Company records examined by The Pillar show that, on Dec. 31, 2018, one month after the completion of the building’s sale, a fund through which Mincione invested Vatican assets under his management held 3.9 million euros of investment in Sierra One SPV SrL, a financial special purpose vehicle made up of receivables owed to Italian hospitals and related vendors.

Both Mincione and Torzi were among 10 individuals charged in the Vatican’s ongoing financial crimes trial, which began last July, following a two-year investigation into the Secretariat of State’s financial dealings.
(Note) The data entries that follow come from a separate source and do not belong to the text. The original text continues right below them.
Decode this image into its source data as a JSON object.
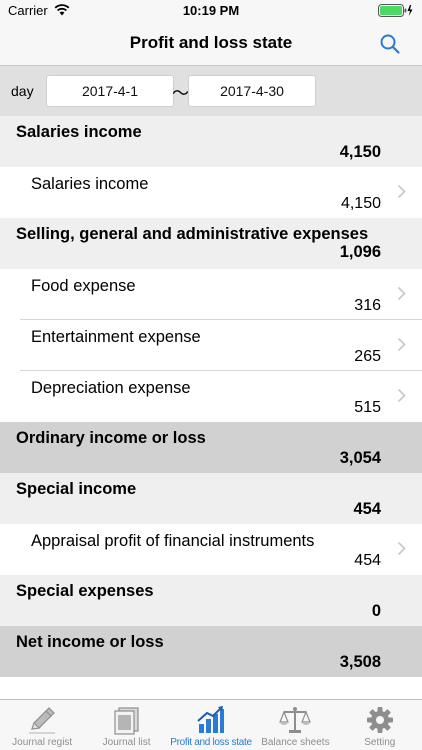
{
  "status_bar": {
    "carrier": "Carrier",
    "time": "10:19 PM"
  },
  "nav": {
    "title": "Profit and loss state"
  },
  "date_range": {
    "label": "day",
    "from": "2017-4-1",
    "separator": "～",
    "to": "2017-4-30"
  },
  "sections": [
    {
      "title": "Salaries income",
      "amount": "4,150",
      "dark": false,
      "items": [
        {
          "title": "Salaries income",
          "amount": "4,150"
        }
      ]
    },
    {
      "title": "Selling, general and administrative expenses",
      "amount": "1,096",
      "dark": false,
      "items": [
        {
          "title": "Food expense",
          "amount": "316"
        },
        {
          "title": "Entertainment expense",
          "amount": "265"
        },
        {
          "title": "Depreciation expense",
          "amount": "515"
        }
      ]
    },
    {
      "title": "Ordinary income or loss",
      "amount": "3,054",
      "dark": true,
      "items": []
    },
    {
      "title": "Special income",
      "amount": "454",
      "dark": false,
      "items": [
        {
          "title": "Appraisal profit of financial instruments",
          "amount": "454"
        }
      ]
    },
    {
      "title": "Special expenses",
      "amount": "0",
      "dark": false,
      "items": []
    },
    {
      "title": "Net income or loss",
      "amount": "3,508",
      "dark": true,
      "items": []
    }
  ],
  "tabs": [
    {
      "label": "Journal regist",
      "icon": "pencil-icon",
      "active": false
    },
    {
      "label": "Journal list",
      "icon": "journal-list-icon",
      "active": false
    },
    {
      "label": "Profit and loss state",
      "icon": "bar-chart-icon",
      "active": true
    },
    {
      "label": "Balance sheets",
      "icon": "scales-icon",
      "active": false
    },
    {
      "label": "Setting",
      "icon": "gear-icon",
      "active": false
    }
  ],
  "colors": {
    "accent": "#2a7ad6",
    "battery": "#4cd964",
    "section_bg": "#efefef",
    "section_dark_bg": "#d1d1d1"
  }
}
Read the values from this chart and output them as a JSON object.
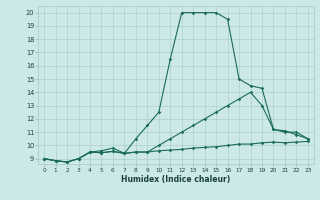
{
  "xlabel": "Humidex (Indice chaleur)",
  "bg_color": "#cce9e8",
  "line_color": "#1a6b5a",
  "grid_color": "#a8c8c8",
  "xlim_min": -0.5,
  "xlim_max": 23.5,
  "ylim_min": 8.6,
  "ylim_max": 20.5,
  "xticks": [
    0,
    1,
    2,
    3,
    4,
    5,
    6,
    7,
    8,
    9,
    10,
    11,
    12,
    13,
    14,
    15,
    16,
    17,
    18,
    19,
    20,
    21,
    22,
    23
  ],
  "yticks": [
    9,
    10,
    11,
    12,
    13,
    14,
    15,
    16,
    17,
    18,
    19,
    20
  ],
  "series1_x": [
    0,
    1,
    2,
    3,
    4,
    5,
    6,
    7,
    8,
    9,
    10,
    11,
    12,
    13,
    14,
    15,
    16,
    17,
    18,
    19,
    20,
    21,
    22,
    23
  ],
  "series1_y": [
    9.0,
    8.85,
    8.75,
    9.0,
    9.5,
    9.45,
    9.55,
    9.4,
    9.5,
    9.5,
    9.6,
    9.65,
    9.7,
    9.8,
    9.85,
    9.9,
    10.0,
    10.1,
    10.1,
    10.2,
    10.25,
    10.2,
    10.25,
    10.3
  ],
  "series2_x": [
    0,
    1,
    2,
    3,
    4,
    5,
    6,
    7,
    8,
    9,
    10,
    11,
    12,
    13,
    14,
    15,
    16,
    17,
    18,
    19,
    20,
    21,
    22,
    23
  ],
  "series2_y": [
    9.0,
    8.85,
    8.75,
    9.0,
    9.5,
    9.45,
    9.55,
    9.4,
    9.5,
    9.5,
    10.0,
    10.5,
    11.0,
    11.5,
    12.0,
    12.5,
    13.0,
    13.5,
    14.0,
    13.0,
    11.2,
    11.1,
    10.8,
    10.5
  ],
  "series3_x": [
    0,
    1,
    2,
    3,
    4,
    5,
    6,
    7,
    8,
    9,
    10,
    11,
    12,
    13,
    14,
    15,
    16,
    17,
    18,
    19,
    20,
    21,
    22,
    23
  ],
  "series3_y": [
    9.0,
    8.85,
    8.75,
    9.0,
    9.5,
    9.6,
    9.8,
    9.4,
    10.5,
    11.5,
    12.5,
    16.5,
    20.0,
    20.0,
    20.0,
    20.0,
    19.5,
    15.0,
    14.5,
    14.3,
    11.2,
    11.0,
    11.0,
    10.5
  ]
}
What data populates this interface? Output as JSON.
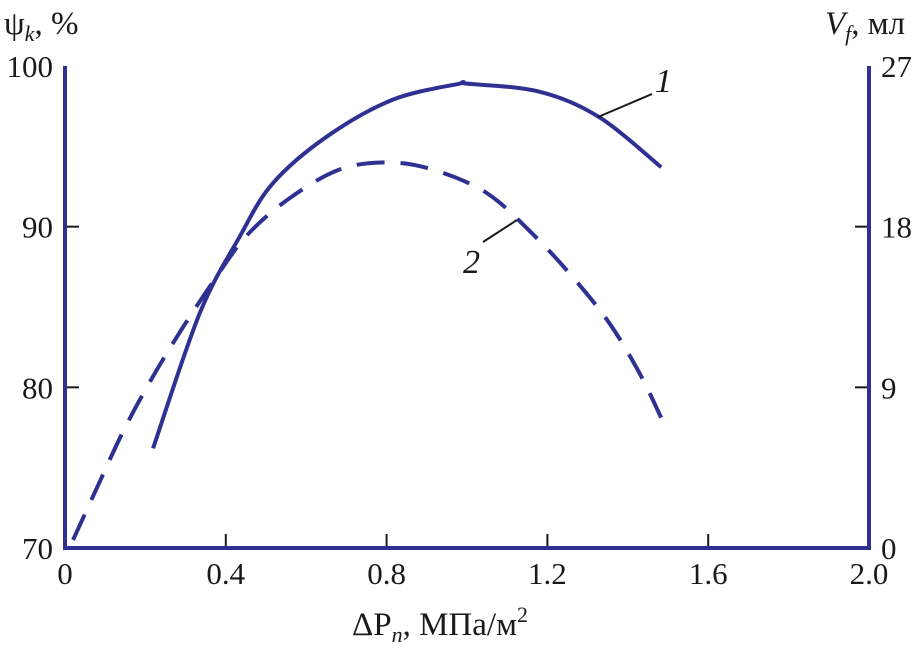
{
  "chart_data": {
    "type": "line",
    "title": "",
    "xlabel": {
      "main": "ΔP",
      "sub": "n",
      "rest": ", МПа/м",
      "sup": "2"
    },
    "ylabel_left": {
      "main": "ψ",
      "sub": "k",
      "rest": ", %"
    },
    "ylabel_right": {
      "main": "V",
      "sub": "f",
      "rest": ", мл"
    },
    "xlim": [
      0,
      2.0
    ],
    "ylim_left": [
      70,
      100
    ],
    "ylim_right": [
      0,
      27
    ],
    "x_ticks": [
      "0",
      "0.4",
      "0.8",
      "1.2",
      "1.6",
      "2.0"
    ],
    "y_ticks_left": [
      "70",
      "80",
      "90",
      "100"
    ],
    "y_ticks_right": [
      "0",
      "9",
      "18",
      "27"
    ],
    "grid": false,
    "colors": {
      "line": "#2e3192",
      "axis": "#2e3192",
      "text": "#1a1a1a"
    },
    "series": [
      {
        "name": "1",
        "axis": "left",
        "style": "solid",
        "x": [
          0.219,
          0.335,
          0.435,
          0.517,
          0.651,
          0.815,
          0.981,
          1.0,
          1.18,
          1.33,
          1.483
        ],
        "y": [
          76.2,
          84.6,
          89.4,
          92.7,
          95.6,
          97.9,
          98.9,
          98.9,
          98.4,
          96.8,
          93.7
        ]
      },
      {
        "name": "2",
        "axis": "right",
        "style": "dashed",
        "x": [
          0.02,
          0.08,
          0.144,
          0.211,
          0.286,
          0.368,
          0.452,
          0.559,
          0.683,
          0.8,
          0.914,
          1.048,
          1.163,
          1.262,
          1.354,
          1.429,
          1.483
        ],
        "y": [
          0.45,
          3.4,
          6.5,
          9.3,
          12.1,
          14.9,
          17.5,
          19.6,
          21.2,
          21.6,
          21.2,
          19.9,
          17.6,
          15.2,
          12.6,
          9.8,
          7.3
        ]
      }
    ]
  }
}
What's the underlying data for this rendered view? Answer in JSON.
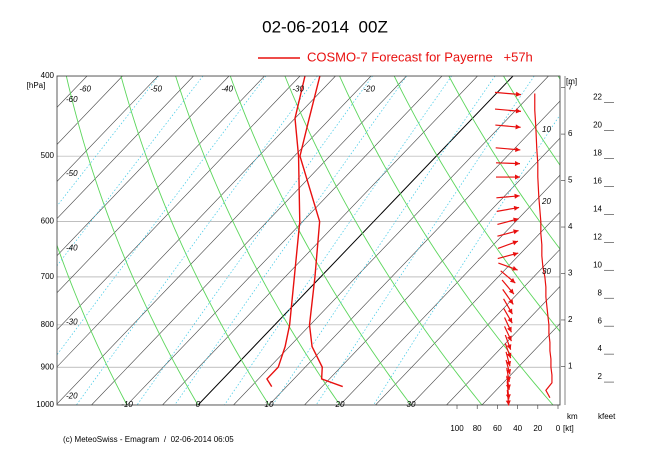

Torzi is charged with extorting the Secretariat of State for 15 million euros in exchange for control of the London building after ownership of the building was transferred during the purchase to his Luxembourg holding company, Gutt SA.

Mincione is also on trail in Vatican City, facing related charges of abuse of office, fraud, embezzlement, and money laundering. 

Both Mincione and Torzi maintain their innocence, the trial is ongoing.